The latest sweeping ransomware assault bares some similarity to the WannaCry crisis that struck seven weeks ago. Both spread quickly, and both hit high-profile targets like large multinational companies and critical infrastructure providers. But while WannaCry’s many design flaws caused it to flame out after a few days, this latest ransomware threat doesn’t make the same mistakes.
Originally identified as Petya, a ransomware that first started circulating in 2016, the current attack now appears to be a Petya offshoot, with added refinements such as stronger encryption. Some researchers call this new iteration “NotPetya” or “GoldenEye,” while others still refer to it as Petya. Regardless of the name, it has already hit 2,000 targets, seizing the systems of high-profile victims like Danish shipping giant Maersk, US pharmaceutical company Merck, and multiple private and public institutions in Ukraine.
And while it owes its rapid spread in part to EternalBlue, the same stolen NSA exploit WannaCry leveraged, it lacks several of the traits that made WannaCry—which turned out to be an unfinished North Korean project gone awry—easier to stop.

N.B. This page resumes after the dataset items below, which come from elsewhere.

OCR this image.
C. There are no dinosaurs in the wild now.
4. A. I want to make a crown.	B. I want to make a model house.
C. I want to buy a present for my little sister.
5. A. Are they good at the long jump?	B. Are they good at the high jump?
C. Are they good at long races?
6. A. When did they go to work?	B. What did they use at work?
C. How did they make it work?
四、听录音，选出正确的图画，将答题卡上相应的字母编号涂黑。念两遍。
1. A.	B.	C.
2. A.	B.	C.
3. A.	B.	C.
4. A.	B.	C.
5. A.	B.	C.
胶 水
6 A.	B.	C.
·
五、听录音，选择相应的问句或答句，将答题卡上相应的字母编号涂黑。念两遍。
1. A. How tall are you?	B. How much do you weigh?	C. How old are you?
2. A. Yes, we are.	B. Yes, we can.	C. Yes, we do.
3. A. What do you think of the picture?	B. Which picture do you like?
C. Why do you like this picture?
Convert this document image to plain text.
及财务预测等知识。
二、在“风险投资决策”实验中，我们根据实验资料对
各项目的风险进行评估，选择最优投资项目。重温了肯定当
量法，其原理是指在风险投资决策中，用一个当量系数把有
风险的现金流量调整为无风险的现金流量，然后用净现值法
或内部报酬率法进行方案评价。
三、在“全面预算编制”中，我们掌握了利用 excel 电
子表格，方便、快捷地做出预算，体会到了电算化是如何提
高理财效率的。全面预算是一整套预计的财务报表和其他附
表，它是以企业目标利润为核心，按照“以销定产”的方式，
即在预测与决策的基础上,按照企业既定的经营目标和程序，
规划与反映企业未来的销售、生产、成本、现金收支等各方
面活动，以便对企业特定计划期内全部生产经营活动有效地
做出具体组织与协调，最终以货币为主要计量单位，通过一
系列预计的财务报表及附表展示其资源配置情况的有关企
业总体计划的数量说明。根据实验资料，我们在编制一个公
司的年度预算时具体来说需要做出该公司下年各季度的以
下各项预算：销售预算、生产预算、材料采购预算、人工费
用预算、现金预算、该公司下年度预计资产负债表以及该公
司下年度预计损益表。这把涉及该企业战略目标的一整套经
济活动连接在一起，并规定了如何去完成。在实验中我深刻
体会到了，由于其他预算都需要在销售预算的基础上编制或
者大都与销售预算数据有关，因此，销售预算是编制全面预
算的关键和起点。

“The quality of the code improves from iteration to iteration—this GoldenEye ransomware is pretty solid,” says Bogdan Botezatu, a researcher at the security firm Bitdefender. “We don’t get to catch a break.”
The most important WannaCry pitfall that this current round sidesteps? A kill switch that allowed researchers to neuter the ransomware around the world and drastically reduce the spread. The mechanism was a low-quality, possibly unfinished feature meant to help the ransomware avoid analysis. It backfired spectacularly. So far, GoldenEye shows no signs of containing such a glaring error.
Additionally, WannaCry spread between networks across the internet like a worm, relying almost entirely on EternalBlue to get in and hitting systems that hadn’t yet downloaded Microsoft’s patch for that vulnerability. This new ransomware also targets devices that somehow still aren’t secured against EternalBlue, but can deploy other infection options as well. For example, the attackers seem to be spreading the ransomware through the software update feature of a Ukrainian program called MeDoc, and possibly through Microsoft Word documents laced with malicious macros.